Cours d’eau suissesGare aux effets indirects des mesures contre le changement climatique
Une étude de l’Institut fédéral des sciences et technologies de l’eau met en lumière que «les effets indirects du changement climatique non seulement amplifient les effets directs, mais peuvent même les dépasser à court terme».
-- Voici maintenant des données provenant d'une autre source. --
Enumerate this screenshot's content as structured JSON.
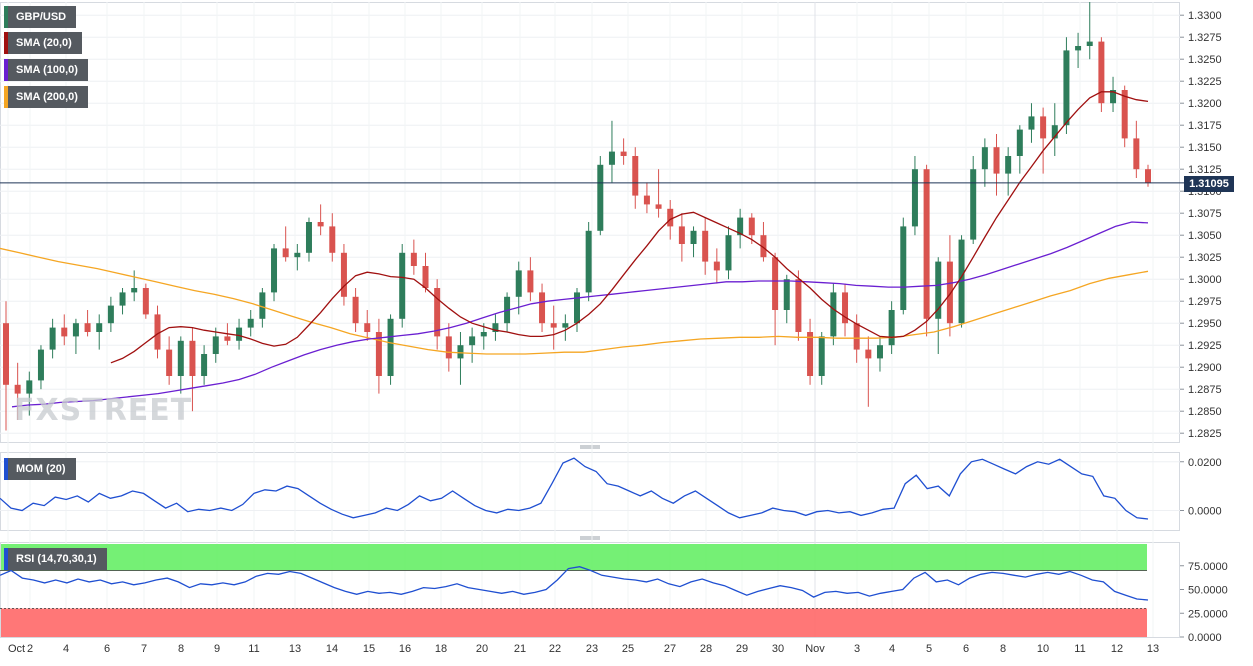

Une étude publiée récemment par l’Institut fédéral des sciences et technologies de l’eau (Eawag) montre que le changement climatique n’est pas le seul responsable des effets sur les cours d’eau, mais que «les actions anthropiques (ndlr: faites par l’être humain) pour réagir à ce dernier sont au moins aussi décisives».
Pour leur étude, les scientifiques ont comparé les effets directs du changement climatique (voir encadré) et les effets indirects des actions anthropiques sur la qualité et l’écologie des cours d’eau. Ils ont constaté «que les effets indirects non seulement amplifient les effets directs, mais peuvent même les dépasser à court terme», explique l’Eawag dans un communiqué de presse.
Pour atteindre la neutralité carbone d’ici à 2050, la Suisse accélère le passage aux énergies renouvelables – dont l’énergie hydraulique. Mais «ce qui est bon en matière d’émissions de gaz à effet de serre a pourtant des répercussions négatives sur les systèmes aquatiques, car si le débit de l’eau baisse en aval des centrales hydrauliques, la rivière se réchauffe et il y a un risque que son lit s’assèche à certains endroits. De plus, les barrages et les centrales hydrauliques représentent des obstacles infranchissables pour les organismes aquatiques», dévoile Morgane Brosse, biologiste de l’évolution et auteure principale de l’étude de l’Eawag.
Pas question toutefois pour la biologiste d’arrêter d’agir. «Mais il faut analyser soigneusement les effets des mesures afin que nos actes n’empirent pas la situation», nuance-t-elle. Elle s’explique plus en détail.
Pour l’agriculture, «il faut que les nouvelles cultures soient non seulement évaluées en fonction de leur niche climatique et de leur capacité à pousser, mais aussi en fonction de leur consommation d’eau et de l’empreinte des engrais et pesticides dans les cours d’eau de manière à éviter que les nouvelles pratiques aient des effets négatifs supplémentaires sur les systèmes aquatiques», affirme-t-elle.
Quant à l’énergie hydraulique, «il apparaît de plus en plus clairement que si elle est renouvelable, son utilisation à outrance est dans de nombreux cas non durable. Or, quand l’eau est utilisée jusqu’à la dernière goutte, la biodiversité est la première victime», poursuit-elle. À ses yeux, il est nécessaire d’optimiser l’utilisation des lacs de retenue «de manière non seulement à produire de l’électricité, mais aussi à utiliser l’eau stockée pour supporter les périodes de sécheresse». Elle est convaincue que «des solutions gagnantes à la fois pour la protection du climat et pour la biodiversité peuvent être trouvées».